Not everyone writes to be read. But I do. Let me make no bones about that. If I didn’t want this to be read, I wouldn’t be putting it up on the internet. I wouldn’t go to the “share” tab of Substack and make little graphics to post on social media. I definitely wouldn’t obsessively check the stats page to see how readership is doing this week.
(Seriously, who needs crack when you have a good stats page?)
I am also aware that I would probably be happier if I didn’t obsessively check the stats page. I mean not much happier. It’s not like the stats page is a source of constant woe. I know what I’m going to see because it’s the same every week. And yet there I am obsessively checking it. Because what if this is the week when it makes me very happy indeed?
Because I want to be read.
Which is, I think, fairly natural. A bajillion people are churning out a bajillion pieces of writing every day and we’re all clamoring for your attention like little stat-page addicted crackheads. I’m pretty sure I’m not alone in this.
Except…
OK, I’ve been doing this writing thing for a while now, and the thing about people reading my stuff is… I’m not there. Even if I was standing creepily over your shoulder (points if you just turned around to check) it would still be fairly boring. Reading is not a team sport. And just because you’re reading something I wrote, doesn’t mean you’re enjoying it. Which I also want you to do. This site is not some exercise in sadism. Promise.
(I realize me saying that out loud makes it sound like maybe it is an exercise is sadism, and I’m now trapped in a circle of increasingly weak sounding protestations that it’s not. But… goddammit read the words and take your punishment.)
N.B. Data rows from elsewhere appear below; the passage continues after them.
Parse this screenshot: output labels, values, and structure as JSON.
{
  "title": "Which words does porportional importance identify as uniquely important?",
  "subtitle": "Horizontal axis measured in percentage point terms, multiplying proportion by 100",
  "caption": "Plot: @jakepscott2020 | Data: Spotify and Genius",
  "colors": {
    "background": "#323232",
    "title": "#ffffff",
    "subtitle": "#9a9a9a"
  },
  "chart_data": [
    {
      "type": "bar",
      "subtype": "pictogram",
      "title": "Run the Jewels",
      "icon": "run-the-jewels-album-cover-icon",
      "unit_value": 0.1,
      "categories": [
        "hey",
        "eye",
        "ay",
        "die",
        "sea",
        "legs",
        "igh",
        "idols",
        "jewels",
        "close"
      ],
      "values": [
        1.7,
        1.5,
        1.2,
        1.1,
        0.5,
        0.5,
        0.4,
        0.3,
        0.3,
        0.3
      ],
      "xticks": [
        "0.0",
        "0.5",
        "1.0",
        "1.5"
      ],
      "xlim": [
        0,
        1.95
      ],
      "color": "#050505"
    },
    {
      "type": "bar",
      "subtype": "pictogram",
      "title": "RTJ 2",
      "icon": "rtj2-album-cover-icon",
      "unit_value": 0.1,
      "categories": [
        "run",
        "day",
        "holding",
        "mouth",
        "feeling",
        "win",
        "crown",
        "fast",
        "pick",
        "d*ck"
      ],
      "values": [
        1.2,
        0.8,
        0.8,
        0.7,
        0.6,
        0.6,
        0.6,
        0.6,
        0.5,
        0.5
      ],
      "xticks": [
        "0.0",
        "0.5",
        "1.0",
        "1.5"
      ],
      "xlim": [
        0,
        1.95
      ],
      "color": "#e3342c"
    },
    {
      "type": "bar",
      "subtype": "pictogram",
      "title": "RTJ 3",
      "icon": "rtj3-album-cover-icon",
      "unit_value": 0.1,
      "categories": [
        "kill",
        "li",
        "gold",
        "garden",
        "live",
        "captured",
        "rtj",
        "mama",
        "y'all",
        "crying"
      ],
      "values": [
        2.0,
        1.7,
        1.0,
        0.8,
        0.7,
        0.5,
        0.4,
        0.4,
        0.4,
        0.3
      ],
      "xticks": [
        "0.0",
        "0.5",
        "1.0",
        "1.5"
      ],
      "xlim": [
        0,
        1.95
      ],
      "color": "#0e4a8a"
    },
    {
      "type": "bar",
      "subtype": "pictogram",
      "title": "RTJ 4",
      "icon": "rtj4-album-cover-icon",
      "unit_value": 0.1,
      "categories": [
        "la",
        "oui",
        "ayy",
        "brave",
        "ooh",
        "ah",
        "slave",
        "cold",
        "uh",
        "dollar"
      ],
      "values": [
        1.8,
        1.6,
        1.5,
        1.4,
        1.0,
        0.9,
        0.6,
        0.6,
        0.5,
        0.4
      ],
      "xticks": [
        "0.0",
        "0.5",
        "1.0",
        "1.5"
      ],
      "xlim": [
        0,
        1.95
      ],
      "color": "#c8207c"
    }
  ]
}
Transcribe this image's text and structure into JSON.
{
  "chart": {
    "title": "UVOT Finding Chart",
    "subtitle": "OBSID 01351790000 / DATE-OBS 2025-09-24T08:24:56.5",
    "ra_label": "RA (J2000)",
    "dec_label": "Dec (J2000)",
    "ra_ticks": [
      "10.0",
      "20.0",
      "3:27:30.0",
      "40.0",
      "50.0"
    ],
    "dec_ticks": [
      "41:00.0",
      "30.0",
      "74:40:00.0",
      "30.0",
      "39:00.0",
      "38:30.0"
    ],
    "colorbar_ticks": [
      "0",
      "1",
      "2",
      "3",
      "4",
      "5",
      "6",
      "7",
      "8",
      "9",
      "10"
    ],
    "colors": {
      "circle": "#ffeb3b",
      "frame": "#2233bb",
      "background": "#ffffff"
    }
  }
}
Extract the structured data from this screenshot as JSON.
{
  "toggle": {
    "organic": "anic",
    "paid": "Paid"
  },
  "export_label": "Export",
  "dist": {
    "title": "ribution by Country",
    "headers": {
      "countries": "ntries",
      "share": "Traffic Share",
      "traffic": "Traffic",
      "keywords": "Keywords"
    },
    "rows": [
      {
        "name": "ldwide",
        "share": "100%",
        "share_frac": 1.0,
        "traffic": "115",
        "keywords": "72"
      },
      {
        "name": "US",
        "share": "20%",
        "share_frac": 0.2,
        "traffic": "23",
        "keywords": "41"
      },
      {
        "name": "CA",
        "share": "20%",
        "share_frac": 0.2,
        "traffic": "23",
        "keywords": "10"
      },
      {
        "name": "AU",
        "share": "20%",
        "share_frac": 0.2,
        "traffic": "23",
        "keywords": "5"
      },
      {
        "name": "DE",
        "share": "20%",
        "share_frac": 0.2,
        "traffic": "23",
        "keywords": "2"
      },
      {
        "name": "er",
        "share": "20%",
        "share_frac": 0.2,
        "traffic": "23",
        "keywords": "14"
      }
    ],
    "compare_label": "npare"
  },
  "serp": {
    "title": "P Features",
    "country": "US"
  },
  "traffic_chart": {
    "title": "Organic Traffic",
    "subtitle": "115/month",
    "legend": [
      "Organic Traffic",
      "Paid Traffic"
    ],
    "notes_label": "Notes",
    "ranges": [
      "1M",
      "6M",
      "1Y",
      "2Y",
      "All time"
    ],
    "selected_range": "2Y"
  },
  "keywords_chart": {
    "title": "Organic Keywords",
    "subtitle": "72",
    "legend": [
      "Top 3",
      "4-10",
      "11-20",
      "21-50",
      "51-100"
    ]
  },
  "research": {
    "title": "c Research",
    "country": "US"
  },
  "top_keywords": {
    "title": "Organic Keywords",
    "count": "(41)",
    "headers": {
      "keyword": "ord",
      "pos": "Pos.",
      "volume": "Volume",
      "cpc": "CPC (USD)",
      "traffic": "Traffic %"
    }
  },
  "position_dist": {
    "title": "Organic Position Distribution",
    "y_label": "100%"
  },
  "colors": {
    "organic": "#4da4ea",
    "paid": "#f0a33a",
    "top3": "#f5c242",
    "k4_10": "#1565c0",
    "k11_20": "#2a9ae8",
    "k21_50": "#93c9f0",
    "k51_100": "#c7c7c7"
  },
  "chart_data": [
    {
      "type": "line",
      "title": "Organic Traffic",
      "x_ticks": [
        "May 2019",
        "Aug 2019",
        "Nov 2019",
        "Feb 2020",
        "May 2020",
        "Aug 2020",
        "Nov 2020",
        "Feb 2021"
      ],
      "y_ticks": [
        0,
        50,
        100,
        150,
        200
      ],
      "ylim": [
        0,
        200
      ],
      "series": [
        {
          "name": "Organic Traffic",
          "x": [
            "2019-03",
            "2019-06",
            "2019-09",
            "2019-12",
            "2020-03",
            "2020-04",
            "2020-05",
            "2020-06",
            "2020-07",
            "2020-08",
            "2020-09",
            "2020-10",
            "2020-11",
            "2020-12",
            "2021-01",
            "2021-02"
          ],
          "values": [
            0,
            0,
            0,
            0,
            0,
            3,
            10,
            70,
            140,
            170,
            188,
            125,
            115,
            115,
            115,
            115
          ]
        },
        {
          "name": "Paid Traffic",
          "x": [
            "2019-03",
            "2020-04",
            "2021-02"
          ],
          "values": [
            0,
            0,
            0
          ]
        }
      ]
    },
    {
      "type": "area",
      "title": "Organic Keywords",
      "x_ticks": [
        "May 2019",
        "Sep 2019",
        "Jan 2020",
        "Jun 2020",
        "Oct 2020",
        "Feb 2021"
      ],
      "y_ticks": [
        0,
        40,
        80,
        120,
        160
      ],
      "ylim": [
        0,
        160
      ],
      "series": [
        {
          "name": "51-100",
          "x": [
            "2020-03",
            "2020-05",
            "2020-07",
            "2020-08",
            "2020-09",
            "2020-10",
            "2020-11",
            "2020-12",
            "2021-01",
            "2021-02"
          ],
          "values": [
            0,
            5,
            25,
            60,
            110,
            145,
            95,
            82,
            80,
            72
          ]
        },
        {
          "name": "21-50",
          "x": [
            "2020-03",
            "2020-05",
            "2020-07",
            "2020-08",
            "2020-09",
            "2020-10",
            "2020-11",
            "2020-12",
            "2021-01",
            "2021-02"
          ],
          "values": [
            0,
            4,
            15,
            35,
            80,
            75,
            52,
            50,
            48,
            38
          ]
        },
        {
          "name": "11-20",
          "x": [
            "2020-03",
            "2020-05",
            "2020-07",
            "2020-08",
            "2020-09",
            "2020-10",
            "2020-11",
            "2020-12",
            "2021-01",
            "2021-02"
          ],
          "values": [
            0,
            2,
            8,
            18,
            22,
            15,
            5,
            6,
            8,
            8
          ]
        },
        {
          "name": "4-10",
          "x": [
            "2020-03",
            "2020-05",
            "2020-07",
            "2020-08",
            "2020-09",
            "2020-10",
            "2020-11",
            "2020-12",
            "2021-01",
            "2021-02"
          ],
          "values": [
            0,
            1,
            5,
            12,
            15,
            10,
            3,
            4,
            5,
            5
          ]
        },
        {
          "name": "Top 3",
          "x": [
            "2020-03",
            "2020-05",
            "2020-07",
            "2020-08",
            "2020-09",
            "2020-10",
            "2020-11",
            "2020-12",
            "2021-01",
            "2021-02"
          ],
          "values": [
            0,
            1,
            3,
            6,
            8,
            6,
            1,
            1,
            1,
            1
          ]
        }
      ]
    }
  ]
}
Basically, for the writer, people reading the writing is a minuscule part of the total writing process. It takes me about a year to write a novel. Most of my novels don’t take that long to read. I think. I guess it comes down to how much you enjoy them. Again—and this is kind of my point—I’m not there. It’s not a part of the process I’m involved in.
Essentially, 99% of the writing process is the writing. At the end of that, there’s the sending it out into the world, maybe on this site, or maybe emailing it to my agent, and potentially eventually to an editor, but that’s the very last bit. At that point it’s mostly over for me. Hopefully people like it, but… how important is that?
Well… it’s quite important if you want to be read. And—like I say—I do want to be read.
Look, writing is a game with a lot of burnout. A lot of people come in, get some success and then fade away. And I don’t know this for sure, but I suspect a decent chunk of that is because the reward at the end often sucks. You spend a year writing, you get a book published, and then… then it’s just one more piece of writing among the bajillion others. It’s the same stats page as last week.
BUT… not everyone burns out. Some of us keep going, dancing in the dark, not knowing if someone with a flashlight will shine it in our direction, and hopefully not caring too much either. Because to stay at this game, what you have to love—what you have to adore—is the writing. Because that’s 99% of it. And if you don’t love 99% of it, and the 1% of it that you do love often isn’t there… oooph.
So, write for yourself. Write for the love. Write because writing is freaking awesome. Write as if no-one will ever read you. Write fearlessly and boldly and wildly. Write and have fun just writing.
And yet, despite this, and despite the number of times I’ve told myself this… I’m off to check the stats page.